The attacks on Judt, and the defenses of the 1948 state, were quick to follow. Some people claimed that ethnic states were hardly an anachronism in today's world (they pointed inter alia to the ethnic states that emerged from the former Soviet Union and in central Europe). Others dismissed Judt's cry for binationalism as itself an anachronism – hadn't Judah Magnes and Martin Buber raised that flag and failed miserably? These were some of the substantive criticisms of the article; others just spewed bile all over him. Judt was portrayed as calling for the destruction of Israel, which, in the mind of Zionists, was tantamount to calling for the destruction of the Jewish people, a self-hating Jew and an anti-Semite.
In his response to his critics, and in subsequent pieces, Judt backed off from the call for binationalism, claiming that he had raised it as a possible and preferable alternative to the status quo of an intolerable occupation. And he wrote his piece before Ariel Sharon moved the settlers out of the Gaza, which gave hope to the two-staters (but not to him, to my knowledge) that moving West Bank settlers could also be accomplished. His subsequent writings on Israel were highly critical, but did not continue in the same vein as his bombshell piece. He still accused Israel of being stuck in the ethno-nationalist mentality, of not "growing up" – but his later critiques did not ruffle any feathers. Judt, Avrum Burg, and now, to some extent, Peter Beinart, have been at the vanguard of the post-Oslo disillusioned Jewish liberals. They came from different backgrounds, but they are arriving at the same place. And more will follow.
Judt ended one of his last pieces, a meditation on the use and abuse of the Holocaust, with a statement of what Judaism was to him:
Judaism for me is a sensibility of collective self-questioning and uncomfortable truth-telling: the dafka-like quality of awkwardness and dissent for which we were once known. It is not enough to stand at a tangent to other peoples' conventions; we should also be the most unforgiving critics of our own. I feel a debt of responsibility to this past. It is why I am Jewish.

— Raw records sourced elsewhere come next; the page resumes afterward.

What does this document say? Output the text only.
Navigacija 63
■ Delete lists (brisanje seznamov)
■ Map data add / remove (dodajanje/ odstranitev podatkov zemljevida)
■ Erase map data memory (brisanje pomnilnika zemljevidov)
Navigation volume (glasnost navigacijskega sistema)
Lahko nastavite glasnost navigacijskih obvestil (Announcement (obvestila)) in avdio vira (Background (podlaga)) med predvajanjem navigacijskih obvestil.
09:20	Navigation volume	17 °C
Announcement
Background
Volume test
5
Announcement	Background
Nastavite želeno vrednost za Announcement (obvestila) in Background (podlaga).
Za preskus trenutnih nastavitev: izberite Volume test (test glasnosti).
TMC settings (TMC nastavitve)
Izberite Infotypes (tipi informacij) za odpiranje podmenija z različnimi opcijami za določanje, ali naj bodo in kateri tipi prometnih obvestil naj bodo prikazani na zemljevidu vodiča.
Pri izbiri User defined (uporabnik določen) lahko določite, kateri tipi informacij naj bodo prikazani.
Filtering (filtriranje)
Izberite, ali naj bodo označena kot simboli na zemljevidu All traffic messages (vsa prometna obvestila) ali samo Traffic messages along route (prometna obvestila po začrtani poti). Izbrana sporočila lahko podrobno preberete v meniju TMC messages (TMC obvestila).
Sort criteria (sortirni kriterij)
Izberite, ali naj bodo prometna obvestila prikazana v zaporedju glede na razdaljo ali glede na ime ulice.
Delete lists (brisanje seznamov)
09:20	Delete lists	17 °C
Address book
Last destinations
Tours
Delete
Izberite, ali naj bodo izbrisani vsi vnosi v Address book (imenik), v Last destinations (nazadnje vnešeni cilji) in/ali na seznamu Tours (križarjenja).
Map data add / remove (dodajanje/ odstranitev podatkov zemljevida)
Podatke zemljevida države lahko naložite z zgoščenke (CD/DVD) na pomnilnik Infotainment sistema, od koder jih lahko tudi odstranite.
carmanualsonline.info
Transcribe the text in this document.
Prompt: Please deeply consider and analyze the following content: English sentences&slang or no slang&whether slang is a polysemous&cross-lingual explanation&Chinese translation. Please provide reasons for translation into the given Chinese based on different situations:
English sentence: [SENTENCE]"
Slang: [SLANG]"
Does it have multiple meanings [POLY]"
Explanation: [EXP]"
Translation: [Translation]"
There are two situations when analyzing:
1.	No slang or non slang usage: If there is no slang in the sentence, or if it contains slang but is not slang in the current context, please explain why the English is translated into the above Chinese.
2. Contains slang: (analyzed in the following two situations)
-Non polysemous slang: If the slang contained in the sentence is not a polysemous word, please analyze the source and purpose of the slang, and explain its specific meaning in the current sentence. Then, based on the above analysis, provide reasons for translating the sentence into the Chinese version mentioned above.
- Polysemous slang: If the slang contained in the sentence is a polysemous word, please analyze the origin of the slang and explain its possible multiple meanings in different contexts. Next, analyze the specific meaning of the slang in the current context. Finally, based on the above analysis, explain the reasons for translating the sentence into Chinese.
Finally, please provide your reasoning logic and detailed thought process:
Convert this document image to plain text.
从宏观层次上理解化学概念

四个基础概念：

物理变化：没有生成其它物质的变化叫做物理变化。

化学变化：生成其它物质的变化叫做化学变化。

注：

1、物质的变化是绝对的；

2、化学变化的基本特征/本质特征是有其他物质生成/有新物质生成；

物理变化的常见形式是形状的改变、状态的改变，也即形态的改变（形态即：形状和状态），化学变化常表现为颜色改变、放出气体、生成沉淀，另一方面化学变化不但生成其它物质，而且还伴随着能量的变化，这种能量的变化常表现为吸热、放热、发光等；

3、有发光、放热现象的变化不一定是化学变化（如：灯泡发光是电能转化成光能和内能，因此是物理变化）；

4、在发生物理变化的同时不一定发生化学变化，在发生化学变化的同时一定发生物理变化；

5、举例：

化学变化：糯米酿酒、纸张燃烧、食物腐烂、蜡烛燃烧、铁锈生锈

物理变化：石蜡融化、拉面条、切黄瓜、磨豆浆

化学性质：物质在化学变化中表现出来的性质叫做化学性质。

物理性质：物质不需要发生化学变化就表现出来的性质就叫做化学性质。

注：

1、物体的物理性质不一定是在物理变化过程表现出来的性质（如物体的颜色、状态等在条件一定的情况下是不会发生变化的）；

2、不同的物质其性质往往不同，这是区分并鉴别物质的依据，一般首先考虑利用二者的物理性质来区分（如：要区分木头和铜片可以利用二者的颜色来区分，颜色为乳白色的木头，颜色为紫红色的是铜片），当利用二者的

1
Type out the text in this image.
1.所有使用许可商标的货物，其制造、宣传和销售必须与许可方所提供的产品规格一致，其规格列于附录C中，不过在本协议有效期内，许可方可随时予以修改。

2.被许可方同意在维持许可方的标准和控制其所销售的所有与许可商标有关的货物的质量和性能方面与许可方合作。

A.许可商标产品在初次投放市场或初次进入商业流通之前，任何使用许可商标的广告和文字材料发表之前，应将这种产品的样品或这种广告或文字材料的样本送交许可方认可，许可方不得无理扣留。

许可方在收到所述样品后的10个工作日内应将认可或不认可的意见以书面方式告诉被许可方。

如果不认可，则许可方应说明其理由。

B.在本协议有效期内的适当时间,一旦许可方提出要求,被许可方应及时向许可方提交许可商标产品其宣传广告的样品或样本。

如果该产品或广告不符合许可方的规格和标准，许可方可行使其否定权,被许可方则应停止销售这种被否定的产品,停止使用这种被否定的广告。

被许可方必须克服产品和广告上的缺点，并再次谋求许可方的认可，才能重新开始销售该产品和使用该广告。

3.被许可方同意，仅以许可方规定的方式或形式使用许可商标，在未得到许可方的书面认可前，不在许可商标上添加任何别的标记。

I find this passage sincere but baffling, its conclusion unconvincing, indicative of a superficial understanding of Judaism, one based less on sober investigation then on his upbringing in a family of Jewish socialists, where figures like Spinoza and social reformers were heroes. For liberal Jews like Judt, the phrase "liberal Judaism" is redundant. Still, It's a nice vision, historical accuracy aside. While Judt obviously knew that much of historical Judaism was illiberal, he was concerned with what Judaism said to him. Had he lived longer, I think his meditations on Judaism would have become more profound. Clearly, the reactions to his writings on Israel caused him to think harder about his Judaism. We will not have that now, nor will he hear his clear voice on the issues of the day.
Judt's Judaism was not too different from that of the Jewish socialists who ended up in Israel – except that for them, nationalism and ethnic loyalty almost always trumped socialism and liberalism, when in serious conflict. But it is this legacy that he felt he could not betray. When Richard Silverstein and I wrote a petition to be signed by American Jews against the Gaza operation, some were reluctant to sign because it did not go far enough in criticizing Israel; others did not want to be accused of flaunting their Judaism in order to win points. Judt just signed it. He was very comfortable with his Judaism. And with his liberal socialism.